How To Deal with 'Spam' (Junk Email)

(This is the first in a series of articles concerning the Internet and email; future articles will address "cookies" [bits and bytes about users], security [preserving your goodies], appropriate use [the Internet diet] and email [management tidbits]. Today's topic is "spam.")

If you still think of spam only as a lunch meat that comes in a can, you have probably never received any junk email. We all are familiar with the problem of unsolicited mail delivered by your friendly postal worker, but now anyone who finds your email address can send you messages trying to get you to buy something or support their cause. When the major online service providers opened their email systems to the Internet, unsolicited direct email marketing (spamming) on the Internet was born.
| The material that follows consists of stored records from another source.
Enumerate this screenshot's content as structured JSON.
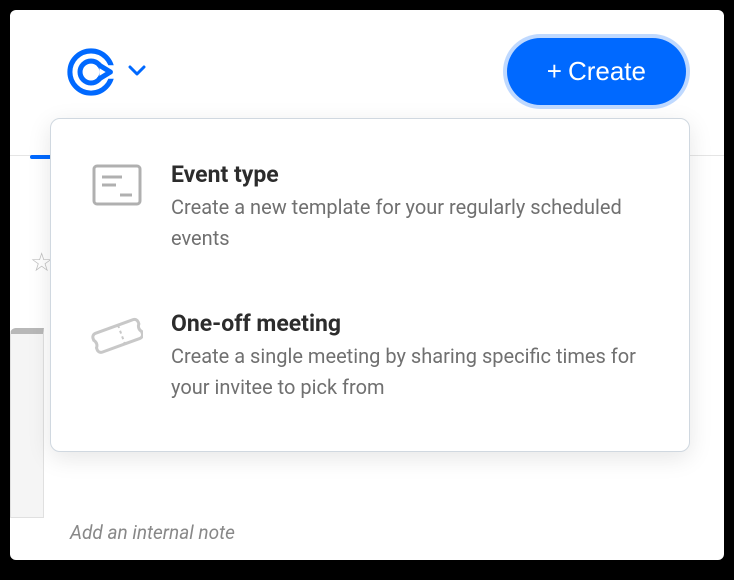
{
  "header": {
    "create_label": "Create",
    "create_prefix": "+"
  },
  "dropdown": {
    "items": [
      {
        "title": "Event type",
        "description": "Create a new template for your regularly scheduled events"
      },
      {
        "title": "One-off meeting",
        "description": "Create a single meeting by sharing specific times for your invitee to pick from"
      }
    ]
  },
  "footer": {
    "note_placeholder": "Add an internal note"
  },
  "colors": {
    "accent": "#0069ff"
  }
}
What can you do about spam? Right now there is no law or federal regulation that clearly prohibits spamming. The simplest way to deal with it is to delete it, like throwing junk mail in the trash. The problem with that approach is that is does nothing to deter the spammer from sending more messages. Replying to the spammer and asking to be removed from the mailing list may work, but sometimes you just provide them with more information that may result in receiving more spam. If you can identify the Internet service provider (for example AOL or CompuServe), you can forward the message to them, and they may terminate the spammer from their service. There are also ways to block or filter spam, but each technique has advantages and disadvantages. Your help desk personnel, your LAN or email administrator, or your information systems security officer may also be able to assist you if you want more information.

If you would like to learn more about fighting spam on the Internet, go to http://spam.abuse.net/spam/ or http://www.junkemail.org/. The Office of Information Resources Management has a Web page (http://wwwoirm.nih.gov/policy/) that includes several policies directly related to the Internet and email. As new tools, laws or technical solutions become available, OIRM will make them available on its policy Web page, but it won't spam you!